In its third consultation paper on this topic, the FCA has recently confirmed that:
- FSCS claims in respect of investment advice will benefit from an increased compensation cap, from £50,000 to £85,000;
- product providers will have to start making contributions to FSCS funding for insurance and investment advice claims; and
- it proposes new rules to prevent personal investment firms' insurers excluding cover for claims where the firm or a third party becomes insolvent.
In December 2016 the FCA published a paper which consulted on proposals for reforming the funding of the FSCS. A second paper on this topic was published in October 2017 and now, following on from that, on 1 May 2018 (see here) the FCA published a third paper in which it has made final rules which are to take affect from April 2019.

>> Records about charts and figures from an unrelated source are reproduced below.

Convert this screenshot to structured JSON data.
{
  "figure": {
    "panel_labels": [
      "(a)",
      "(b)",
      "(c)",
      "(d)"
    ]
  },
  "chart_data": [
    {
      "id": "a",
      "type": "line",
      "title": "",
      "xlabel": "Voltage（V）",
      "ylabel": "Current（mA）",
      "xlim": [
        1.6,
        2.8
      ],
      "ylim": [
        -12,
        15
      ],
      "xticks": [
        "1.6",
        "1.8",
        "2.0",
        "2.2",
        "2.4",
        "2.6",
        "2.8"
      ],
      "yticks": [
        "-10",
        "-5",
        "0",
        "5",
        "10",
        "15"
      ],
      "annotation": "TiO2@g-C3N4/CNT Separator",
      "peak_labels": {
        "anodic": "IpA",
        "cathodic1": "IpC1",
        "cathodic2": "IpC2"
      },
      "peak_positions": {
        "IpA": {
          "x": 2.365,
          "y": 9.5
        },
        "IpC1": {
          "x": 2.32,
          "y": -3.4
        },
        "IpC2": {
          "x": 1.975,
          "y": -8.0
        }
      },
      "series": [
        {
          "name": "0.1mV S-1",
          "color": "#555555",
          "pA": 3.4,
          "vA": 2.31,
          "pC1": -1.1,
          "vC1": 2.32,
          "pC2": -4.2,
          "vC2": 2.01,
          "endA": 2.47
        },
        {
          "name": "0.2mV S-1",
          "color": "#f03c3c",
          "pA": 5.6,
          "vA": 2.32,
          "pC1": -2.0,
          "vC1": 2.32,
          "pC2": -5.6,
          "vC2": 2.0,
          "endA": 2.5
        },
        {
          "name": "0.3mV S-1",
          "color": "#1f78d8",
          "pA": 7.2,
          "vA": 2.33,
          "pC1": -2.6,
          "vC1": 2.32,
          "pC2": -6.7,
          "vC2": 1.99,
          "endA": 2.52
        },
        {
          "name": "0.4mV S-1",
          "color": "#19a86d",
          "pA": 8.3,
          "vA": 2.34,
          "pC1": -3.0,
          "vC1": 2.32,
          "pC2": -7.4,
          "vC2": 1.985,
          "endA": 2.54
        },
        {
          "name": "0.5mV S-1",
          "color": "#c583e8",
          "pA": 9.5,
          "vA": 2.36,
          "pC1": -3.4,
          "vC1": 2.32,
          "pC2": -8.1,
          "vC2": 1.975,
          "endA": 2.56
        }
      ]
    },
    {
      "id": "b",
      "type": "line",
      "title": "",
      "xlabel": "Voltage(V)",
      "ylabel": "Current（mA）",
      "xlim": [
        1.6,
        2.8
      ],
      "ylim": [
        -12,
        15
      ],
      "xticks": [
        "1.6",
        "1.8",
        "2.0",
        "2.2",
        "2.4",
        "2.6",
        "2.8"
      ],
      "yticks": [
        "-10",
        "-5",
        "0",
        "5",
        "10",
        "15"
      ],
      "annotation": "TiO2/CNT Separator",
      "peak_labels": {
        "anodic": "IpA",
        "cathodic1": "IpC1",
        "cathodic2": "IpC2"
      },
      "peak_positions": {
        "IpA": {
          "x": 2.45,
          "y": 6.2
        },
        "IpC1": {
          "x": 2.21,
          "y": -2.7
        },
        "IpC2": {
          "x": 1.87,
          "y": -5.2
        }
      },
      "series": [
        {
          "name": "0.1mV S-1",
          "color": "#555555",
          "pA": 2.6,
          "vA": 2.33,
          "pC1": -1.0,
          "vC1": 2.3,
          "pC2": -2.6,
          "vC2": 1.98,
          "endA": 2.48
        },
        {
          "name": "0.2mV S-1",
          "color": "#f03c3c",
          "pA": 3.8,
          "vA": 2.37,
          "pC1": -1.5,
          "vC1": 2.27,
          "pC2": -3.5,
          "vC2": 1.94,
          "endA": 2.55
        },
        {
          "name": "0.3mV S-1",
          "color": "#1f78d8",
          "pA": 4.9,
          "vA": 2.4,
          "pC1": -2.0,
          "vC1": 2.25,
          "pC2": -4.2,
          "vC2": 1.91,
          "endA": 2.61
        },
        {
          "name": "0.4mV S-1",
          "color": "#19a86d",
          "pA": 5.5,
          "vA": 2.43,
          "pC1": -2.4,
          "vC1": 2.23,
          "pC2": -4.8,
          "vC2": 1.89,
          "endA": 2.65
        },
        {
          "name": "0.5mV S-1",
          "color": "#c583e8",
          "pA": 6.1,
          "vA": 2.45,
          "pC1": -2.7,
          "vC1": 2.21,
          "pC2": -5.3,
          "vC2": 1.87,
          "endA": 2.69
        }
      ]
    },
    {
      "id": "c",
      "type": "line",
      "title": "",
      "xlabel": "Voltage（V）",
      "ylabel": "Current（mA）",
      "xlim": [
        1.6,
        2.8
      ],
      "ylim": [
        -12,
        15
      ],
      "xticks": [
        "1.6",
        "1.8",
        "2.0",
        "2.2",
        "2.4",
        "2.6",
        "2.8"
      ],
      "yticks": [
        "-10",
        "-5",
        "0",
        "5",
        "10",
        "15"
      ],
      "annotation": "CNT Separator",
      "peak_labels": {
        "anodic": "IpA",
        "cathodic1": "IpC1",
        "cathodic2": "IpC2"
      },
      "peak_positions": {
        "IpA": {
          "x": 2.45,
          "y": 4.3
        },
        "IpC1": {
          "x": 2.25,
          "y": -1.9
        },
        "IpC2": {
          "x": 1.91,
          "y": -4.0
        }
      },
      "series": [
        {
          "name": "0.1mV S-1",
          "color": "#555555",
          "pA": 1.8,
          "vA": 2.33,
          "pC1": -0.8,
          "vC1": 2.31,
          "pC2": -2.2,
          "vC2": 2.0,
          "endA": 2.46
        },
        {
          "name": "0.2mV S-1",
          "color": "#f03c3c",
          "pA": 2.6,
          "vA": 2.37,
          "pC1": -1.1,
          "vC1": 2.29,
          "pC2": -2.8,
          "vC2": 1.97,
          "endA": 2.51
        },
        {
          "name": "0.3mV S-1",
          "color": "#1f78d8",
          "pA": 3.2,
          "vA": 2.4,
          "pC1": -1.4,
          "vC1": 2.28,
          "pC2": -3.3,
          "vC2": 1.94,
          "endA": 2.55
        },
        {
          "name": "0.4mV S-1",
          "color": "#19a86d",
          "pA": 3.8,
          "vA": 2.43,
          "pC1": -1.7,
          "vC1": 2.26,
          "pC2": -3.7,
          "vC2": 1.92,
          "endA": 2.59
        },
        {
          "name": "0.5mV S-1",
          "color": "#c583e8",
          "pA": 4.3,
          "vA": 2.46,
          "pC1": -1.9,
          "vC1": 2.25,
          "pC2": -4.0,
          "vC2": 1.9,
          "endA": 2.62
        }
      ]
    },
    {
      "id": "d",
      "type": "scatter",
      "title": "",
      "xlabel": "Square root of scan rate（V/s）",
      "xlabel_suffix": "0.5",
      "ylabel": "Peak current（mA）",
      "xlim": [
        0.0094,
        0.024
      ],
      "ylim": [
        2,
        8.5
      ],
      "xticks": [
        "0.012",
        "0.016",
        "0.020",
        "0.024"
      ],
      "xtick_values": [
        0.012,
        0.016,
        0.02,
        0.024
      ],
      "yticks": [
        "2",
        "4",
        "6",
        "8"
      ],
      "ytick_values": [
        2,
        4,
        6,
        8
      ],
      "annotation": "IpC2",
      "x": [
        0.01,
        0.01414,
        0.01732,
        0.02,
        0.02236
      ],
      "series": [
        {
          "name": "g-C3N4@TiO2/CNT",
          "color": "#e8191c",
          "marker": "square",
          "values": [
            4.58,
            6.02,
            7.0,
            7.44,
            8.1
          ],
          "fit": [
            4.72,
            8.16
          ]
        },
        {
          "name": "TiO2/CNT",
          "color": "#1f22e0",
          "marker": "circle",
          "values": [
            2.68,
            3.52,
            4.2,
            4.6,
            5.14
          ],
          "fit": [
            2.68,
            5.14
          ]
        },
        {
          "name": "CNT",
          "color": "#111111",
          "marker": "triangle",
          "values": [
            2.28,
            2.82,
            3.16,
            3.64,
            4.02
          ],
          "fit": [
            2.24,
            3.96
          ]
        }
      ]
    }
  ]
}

The FSCS is the UK's statutory compensation scheme of last resort for the financial services industry and the question of how its funding ought to be allocated between different firms and sectors is acknowledged by the FCA to be controversial.
As a result of the FCA's recent consultation paper, product providers will now be required to contribute 25% of the funding requirements for the FSCS' insurance and investment intermediation funding classes. In other words, product providers will have to help to pay for failed advisors' misselling of their products. The FCA has confirmed that these plans will include discretionary fund managers as providers.
In addition, the FCA has confirmed it will increase the compensation limit in respect of claims relating to investment advice and provision (and, additionally, home finance intermediation and debt management claims) from £50,000 to £85,000. Again, this will take effect from April 2019. The FCA has acknowledged that this could result in advisers' FSCS levies increasing.
Finally, the FCA paper also includes a further consultation on draft rules to ensure personal investment firms have professional indemnity policies that do not limit claims where the policyholder or a third party is insolvent, or where a person other than the personal investment firm (e.g. the FSCS) is entitled to make a claim. The reasoning behind this is clear, with the FCA confirming "the changes are intended to ensure that more consumer claims are paid by insurers which could help to reduce the costs of the FSCS to other firms."
The consultation will remain open until 1 August 2018, and will no doubt be of particular interest to all firms, whether current or potential contributors to FSCS funding, and to insurers and brokers in the PII market.